Fimela.com, Jakarta Gonjang-ganjing di Kesultanan Yogyakarta (Ngayogyakarta Hadiningrat) yang terjadi akibat dikeluarkannya Sabda Raja oleh Sultan Hamengku Bawono X belakangan ini membuat masyarakat penasaran dengan sejarah berdirinya kesultanan tersebut. Kali ini Bintang.com akan menceritakannya untukmu.
Kesultanan Yogyakarta merupakan bagian dari Kerajaan Mataram Islam yang terpecah menjadi dua; Kasunanan Surakarta dan Kesultanan Yogyakarta.
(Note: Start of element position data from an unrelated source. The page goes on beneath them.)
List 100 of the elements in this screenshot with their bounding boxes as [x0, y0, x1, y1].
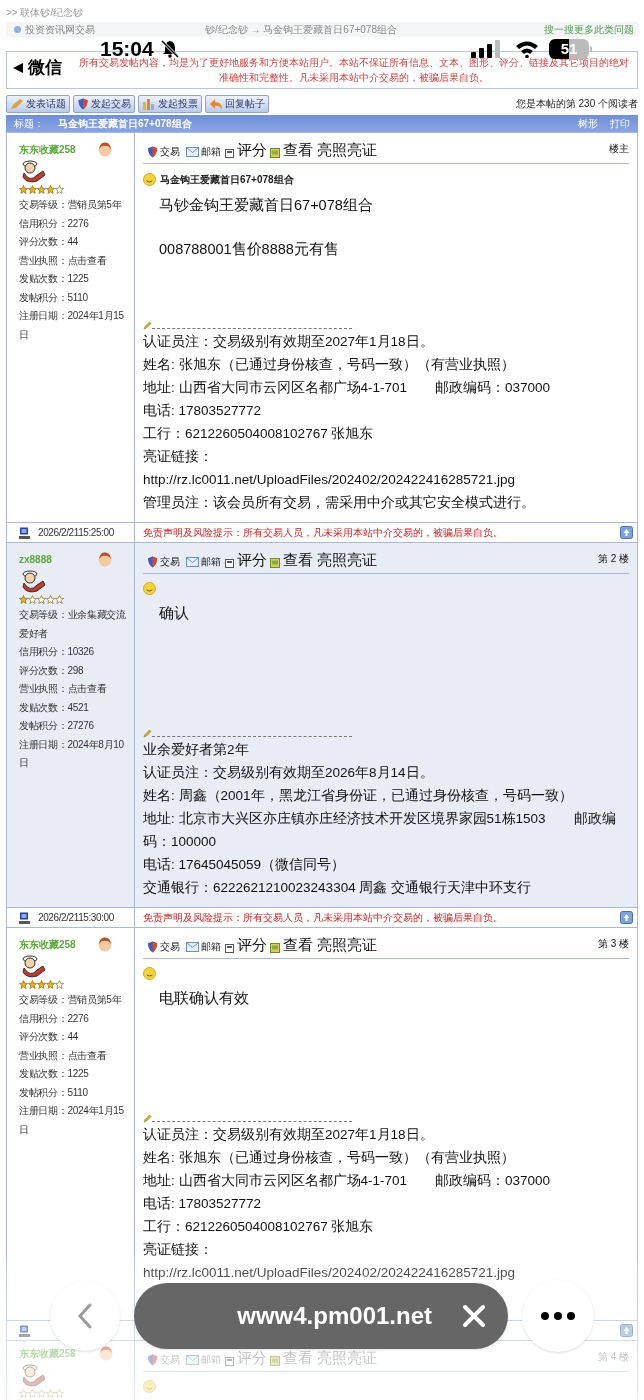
battery-indicator: 51 — [549, 39, 592, 59]
wifi-icon — [515, 40, 539, 58]
rate-link[interactable]: 评分 — [237, 551, 267, 569]
risk-notice: 免责声明及风险提示：所有交易人员，凡未采用本站中介交易的，被骗后果自负。 — [143, 911, 503, 925]
user-info-text: 营业执照：点击查看 — [19, 682, 108, 696]
user-info-text: 信用积分：2276 — [19, 1011, 90, 1026]
note-icon — [270, 1356, 280, 1366]
mail-link[interactable]: 邮箱 — [201, 939, 221, 954]
user-info-text: 发帖积分：5110 — [19, 290, 89, 305]
toolbar-button[interactable]: 发起投票 — [138, 94, 202, 113]
sailor-figure-icon — [19, 157, 47, 183]
card-icon — [225, 944, 234, 953]
avatar-icon — [98, 1345, 114, 1361]
url-text: www4.pm001.net — [237, 1301, 432, 1331]
user-info-text: 交易等级：营销员第5年 — [19, 198, 123, 212]
floor-number: 第 3 楼 — [597, 937, 629, 951]
smiley-icon — [143, 582, 156, 595]
reply-icon — [209, 97, 223, 110]
signature-line: 电话: 17803527772 — [143, 1195, 263, 1213]
trade-link[interactable]: 交易 — [160, 144, 180, 159]
mail-icon — [186, 556, 199, 567]
shield-icon — [77, 97, 89, 110]
breadcrumb-link[interactable]: 钞/纪念钞 → 马金钩王爱藏首日67+078组合 — [205, 22, 397, 37]
signature-line: 工行：6212260504008102767 张旭东 — [143, 1218, 375, 1236]
signature-line: 业余爱好者第2年 — [143, 741, 250, 759]
mail-link[interactable]: 邮箱 — [201, 554, 221, 569]
pencil-icon — [143, 1114, 152, 1123]
view-link[interactable]: 查看 — [283, 551, 313, 569]
avatar-icon — [97, 936, 113, 952]
signature-line: 电话: 17803527772 — [143, 402, 263, 420]
post-text: 008788001售价8888元有售 — [159, 239, 340, 259]
signature-line: 亮证链接： — [143, 448, 214, 466]
reader-count: 您是本帖的第 230 个阅读者 — [515, 97, 638, 111]
pen-icon — [10, 97, 24, 110]
user-info-text: 注册日期：2024年8月10日 — [19, 737, 125, 770]
trade-link[interactable]: 交易 — [160, 939, 180, 954]
sailor-figure-icon — [19, 952, 47, 978]
toolbar-button[interactable]: 回复帖子 — [205, 94, 269, 113]
card-icon — [225, 149, 234, 158]
bar-chart-icon — [142, 97, 156, 110]
signature-line: http://rz.lc0011.net/UploadFiles/202402/202422416285721.jpg — [143, 1264, 517, 1282]
back-to-top-icon[interactable] — [620, 911, 633, 924]
more-icon — [541, 1312, 575, 1320]
bullet-icon — [14, 26, 21, 33]
computer-icon — [19, 526, 30, 539]
back-arrow-icon[interactable] — [12, 61, 24, 74]
trade-link[interactable]: 交易 — [160, 554, 180, 569]
user-info-text: 信用积分：10326 — [19, 645, 95, 659]
license-link[interactable]: 亮照亮证 — [317, 141, 377, 159]
mail-icon — [186, 146, 199, 157]
user-info-text: 营业执照：点击查看 — [19, 1048, 108, 1063]
shield-icon — [147, 555, 158, 568]
user-info-text: 评分次数：44 — [19, 1030, 80, 1044]
smiley-icon — [143, 173, 156, 186]
signature-line: 管理员注：该会员所有交易，需采用中介或其它安全模式进行。 — [143, 494, 536, 512]
user-info-text: 发贴次数：1225 — [19, 272, 90, 286]
user-info-text: 信用积分：2276 — [19, 216, 90, 231]
signature-line: 电话: 17645045059（微信同号） — [143, 856, 347, 874]
note-icon — [270, 148, 280, 158]
license-link[interactable]: 亮照亮证 — [317, 936, 377, 954]
thread-title: 马金钩王爱藏首日67+078组合 — [58, 117, 192, 131]
toolbar-button[interactable]: 发起交易 — [73, 94, 135, 113]
rate-link[interactable]: 评分 — [237, 936, 267, 954]
sailor-figure-icon — [19, 1361, 47, 1387]
view-link[interactable]: 查看 — [283, 141, 313, 159]
address-bar[interactable]: www4.pm001.net — [134, 1283, 508, 1349]
close-icon[interactable] — [462, 1304, 486, 1328]
sailor-figure-icon — [19, 567, 47, 593]
view-link[interactable]: 查看 — [283, 936, 313, 954]
post-text: 电联确认有效 — [159, 989, 250, 1008]
avatar-icon — [97, 141, 113, 157]
signature-line: 地址: 北京市大兴区亦庄镇亦庄经济技术开发区境界家园51栋1503 邮政编码：100000 — [143, 810, 617, 851]
user-info-text: 发贴次数：4521 — [19, 700, 90, 715]
license-link[interactable]: 亮照亮证 — [317, 551, 377, 569]
user-info-text: 评分次数：44 — [19, 235, 80, 249]
post-text: 确认 — [159, 604, 190, 623]
bell-muted-icon — [159, 39, 180, 59]
user-info-text: 发贴次数：1225 — [19, 1067, 90, 1081]
signature-line: 姓名: 张旭东（已通过身份核查，号码一致）（有营业执照） — [143, 356, 516, 374]
signature-line: 认证员注：交易级别有效期至2027年1月18日。 — [143, 1126, 435, 1144]
signature-line: 地址: 山西省大同市云冈区名都广场4-1-701 邮政编码：037000 — [143, 379, 552, 397]
mail-icon — [186, 1354, 199, 1365]
user-info-text: 发帖积分：5110 — [19, 1085, 89, 1100]
card-icon — [225, 1357, 234, 1366]
computer-icon — [19, 1324, 30, 1337]
signature-line: http://rz.lc0011.net/UploadFiles/202402/202422416285721.jpg — [143, 471, 517, 489]
signal-icon — [471, 40, 503, 58]
pencil-icon — [143, 729, 152, 738]
shield-icon — [147, 940, 158, 953]
back-to-top-icon[interactable] — [620, 526, 633, 539]
breadcrumb-link[interactable]: 投资资讯网交易 — [25, 22, 95, 37]
signature-line: 工行：6212260504008102767 张旭东 — [143, 425, 375, 443]
toolbar-button[interactable]: 发表话题 — [6, 94, 70, 113]
signature-line: 交通银行：6222621210023243304 周鑫 交通银行天津中环支行 — [143, 879, 533, 897]
mail-link[interactable]: 邮箱 — [201, 144, 221, 159]
disclaimer-text: 所有交易发帖内容，均是为了更好地服务和方便本站用户。本站不保证所有信息、文本、图形、评分、链接及其它项目的绝对准确性和完整性。凡未采用本站中介交易的，被骗后果自负。 — [79, 57, 629, 85]
user-info-text: 发帖积分：27276 — [19, 719, 95, 733]
rate-link[interactable]: 评分 — [237, 141, 267, 159]
user-info-text: 注册日期：2024年1月15日 — [19, 309, 125, 342]
back-to-app-link[interactable]: 微信 — [28, 55, 62, 81]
Kisah berdirinya Kerajaan Mataram Islam diawali dengan pemberian daerah kekuasaan (Alas Mentaok) dari Kesultanan Pajang (Sultan Hadiwijaya) terhadap Ki Ageng Pamanahan setelah berhasil mengalahkan musuhnya, Aryo Penangsang. Kemudian, pada Tahun 1577, Ki Ageng Pamanahan membuat sebuah keraton di daerah Kota Gede sebagai pusat pemerintahan, hingga beliau wafat pada Tahun 1584.
Setelah Ki Ageng Pamanahan wafat, Kerajaan Mataram dilanjutkan oleh puteranya, yakni Danang Sutawijaya. Namun Sutawijaya konon tidak mau tunduk dan patuh kepada Kesultanan Pajang dan justru berniat menghancurkan Kesultanan Pajang untuk memperluas wilayah kekuasaan Mataram. Akhirnya Sultan Pajang mengetahui niat tersebut dan memutuskan menyerang Mataram pada 1587. Namun tanpa disangka, saat pasukan Kesultanan Pajang hendak menyerang Mataram, mereka terkena dampak letusan Gunung Merapi. Hingga akhirnya pasukan Kesultanan Pajang pun hancur berantakan.
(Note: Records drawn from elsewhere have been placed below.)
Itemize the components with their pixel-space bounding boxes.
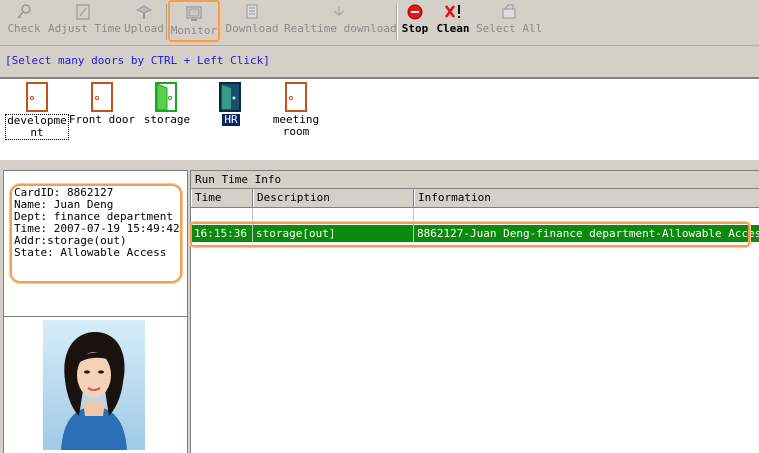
check-button[interactable]: Check (2, 0, 46, 44)
card-info-pane: CardID: 8862127 Name: Juan Deng Dept: fi… (3, 170, 188, 453)
upload-icon (135, 5, 153, 19)
cell-time: 16:15:36 (191, 225, 253, 242)
column-header-information[interactable]: Information (414, 189, 759, 207)
door-label: HR (222, 113, 240, 126)
monitor-icon (186, 6, 202, 21)
clean-icon (444, 5, 460, 18)
download-icon (246, 4, 258, 19)
clock-edit-icon (76, 4, 90, 20)
select-all-label: Select All (476, 22, 543, 35)
column-header-description[interactable]: Description (253, 189, 414, 207)
monitor-button[interactable]: Monitor (168, 0, 220, 42)
divider (4, 316, 187, 317)
cell-information (414, 208, 759, 225)
download-label: Download (225, 22, 279, 35)
door-meeting-room[interactable]: meeting room (262, 82, 330, 138)
portrait-image (43, 320, 145, 450)
door-selected-icon (219, 82, 241, 112)
adjust-time-label: Adjust Time (48, 22, 121, 35)
door-front-door[interactable]: Front door (68, 82, 136, 126)
cardholder-photo (43, 320, 145, 450)
stop-label: Stop (401, 22, 429, 35)
cell-time (191, 208, 253, 225)
table-header: Time Description Information (191, 189, 759, 208)
toolbar: Check Adjust Time Upload Monitor Downloa… (0, 0, 759, 46)
door-open-icon (155, 82, 177, 112)
runtime-info-pane: Run Time Info Time Description Informati… (190, 170, 759, 453)
door-label: meeting room (272, 113, 320, 138)
clean-button[interactable]: Clean (434, 0, 472, 44)
door-panel: development Front door storage HR meetin… (0, 78, 759, 162)
adjust-time-button[interactable]: Adjust Time (48, 0, 121, 44)
select-all-button[interactable]: Select All (476, 0, 542, 44)
cell-description: storage[out] (253, 225, 414, 242)
hint-text: [Select many doors by CTRL + Left Click] (5, 54, 270, 67)
hint-bar: [Select many doors by CTRL + Left Click] (0, 46, 759, 78)
runtime-title-bar: Run Time Info (191, 171, 759, 189)
select-all-icon (502, 4, 516, 19)
door-closed-icon (26, 82, 48, 112)
door-closed-icon (91, 82, 113, 112)
door-development[interactable]: development (3, 82, 71, 140)
cell-description (253, 208, 414, 225)
upload-button[interactable]: Upload (122, 0, 166, 44)
column-header-time[interactable]: Time (191, 189, 253, 207)
key-icon (17, 4, 31, 19)
door-label: development (5, 114, 69, 140)
realtime-download-button[interactable]: Realtime download (284, 0, 397, 44)
table-row[interactable] (191, 208, 759, 225)
realtime-download-label: Realtime download (284, 22, 397, 35)
cell-information: 8862127-Juan Deng-finance department-All… (417, 227, 759, 240)
clean-label: Clean (436, 22, 470, 35)
runtime-title: Run Time Info (195, 173, 282, 186)
card-info-box: CardID: 8862127 Name: Juan Deng Dept: fi… (10, 184, 182, 283)
state-text: State: Allowable Access (14, 246, 167, 259)
realtime-download-icon (333, 6, 345, 16)
stop-icon (407, 4, 423, 20)
upload-label: Upload (124, 22, 164, 35)
download-button[interactable]: Download (224, 0, 280, 44)
door-closed-icon (285, 82, 307, 112)
splitter[interactable] (0, 160, 759, 170)
door-hr[interactable]: HR (197, 82, 265, 126)
door-label: Front door (68, 113, 136, 126)
check-label: Check (7, 22, 41, 35)
door-storage[interactable]: storage (133, 82, 201, 126)
table-row-selected[interactable]: 16:15:36 storage[out] 8862127-Juan Deng-… (191, 225, 759, 242)
monitor-label: Monitor (170, 24, 218, 37)
door-label: storage (143, 113, 191, 126)
stop-button[interactable]: Stop (398, 0, 432, 44)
Setahun kemudian, Mataram menjadi sebuah kerajaan dan Sutawijaya mentasbihkan diri sebagai Raja Mataram berdaulat dengan gelar Panembahan Senopati. Senapati Ingalaga Sayidin Panatagama yang berarti Panglima Perang & Ulama Pengatur Kehidupan Beragama.
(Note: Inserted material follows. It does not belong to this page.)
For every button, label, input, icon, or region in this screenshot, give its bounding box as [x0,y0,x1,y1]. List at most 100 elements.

Mulai saat itu, Kerajaan Mataram berkembang pesat menjadi sebuah kerajaan yang besar dan menjadi penguasa Pulau Jawa yang besar dan disegani. Setelah mangkatnya Panembahan Senopati pada 1601, Raja Mataram selanjutnya digantikan oleh puteranya yang bernama Mas Jolang dikenal juga dengan gelar Panembahan Seda ing Krapyak.
Setelah wafat pada 1613, Mas Jolang digantikan lagi oleh anaknya, yaitu Pangeran Arya Martapura dan dilanjutkan oleh kakaknya, yakni Raden Mas Rangsang yang juga lebih dikenal sebagai Prabu Pandita Hanyakrakusuma atau Sultan Agung Senapati Ingalaga Abdurrahman.
Pada masa Kekuasaan Raden Mas Rangsang (Sultan Agung) inilah kerajaan Mataram berada pada puncak kejayaannya dan berkembang dengan sangat pesat di segala bidang. Kerajaan Mataram semakin kuat dan makmur sampai akhirnya Sultan Agung digantikan oleh puteranya, Amangkurat I, pada tahun 1645. Kerajaan Mataram akhirnya mengalami kemunduran.
Kejadian-kejadian yang berbau konflik perebutan kekuasaan dari dalam maupun luar istana akhirnya meruntuhkan Kerajaan Mataram. Situasi ini dimanfaatkan penjajah VOC (Belanda) untuk memecah belah kerajaan dengan adanya Perjanjian Giyanti, 13 Februari 1755. Perjanjian Giyanti ini memutuskan untuk membagi kekuasan Kerajaan Mataram menjadi dua, yaitu Kasunanan Surakarta dan Kesultanan Yogyakarta. Dalam perjanjian itu, juga menetapkan Pangeran Mangkubumi sebagai Sultan di Kasultanan Yogyakarta dengan gelar Sri Sultan Hamengku Buwono I.
Sekitar satu bulan setelah Perjanjian Giyanti, Sri Sultan Hamengku Buwono I yang pada saat itu tinggal di Pesanggrahan Ambar Ketawang mendirikan sebuah keraton di pusat Kota Yogyakarta yang kini menjadi pusat pemerintahan Kasultanan Yogyakarta. Pemerintah Hindia Belanda mengakui Kasultanan Yogyakarta sebagai kerajaan dengan hak mengatur rumah tangga sendiri. Semua itu dinyatakan di dalam kontrak politik. Kontrak politik terakhir Kasultanan Yogyakarta tercantum dalam Staatsblad 1941, No. 47.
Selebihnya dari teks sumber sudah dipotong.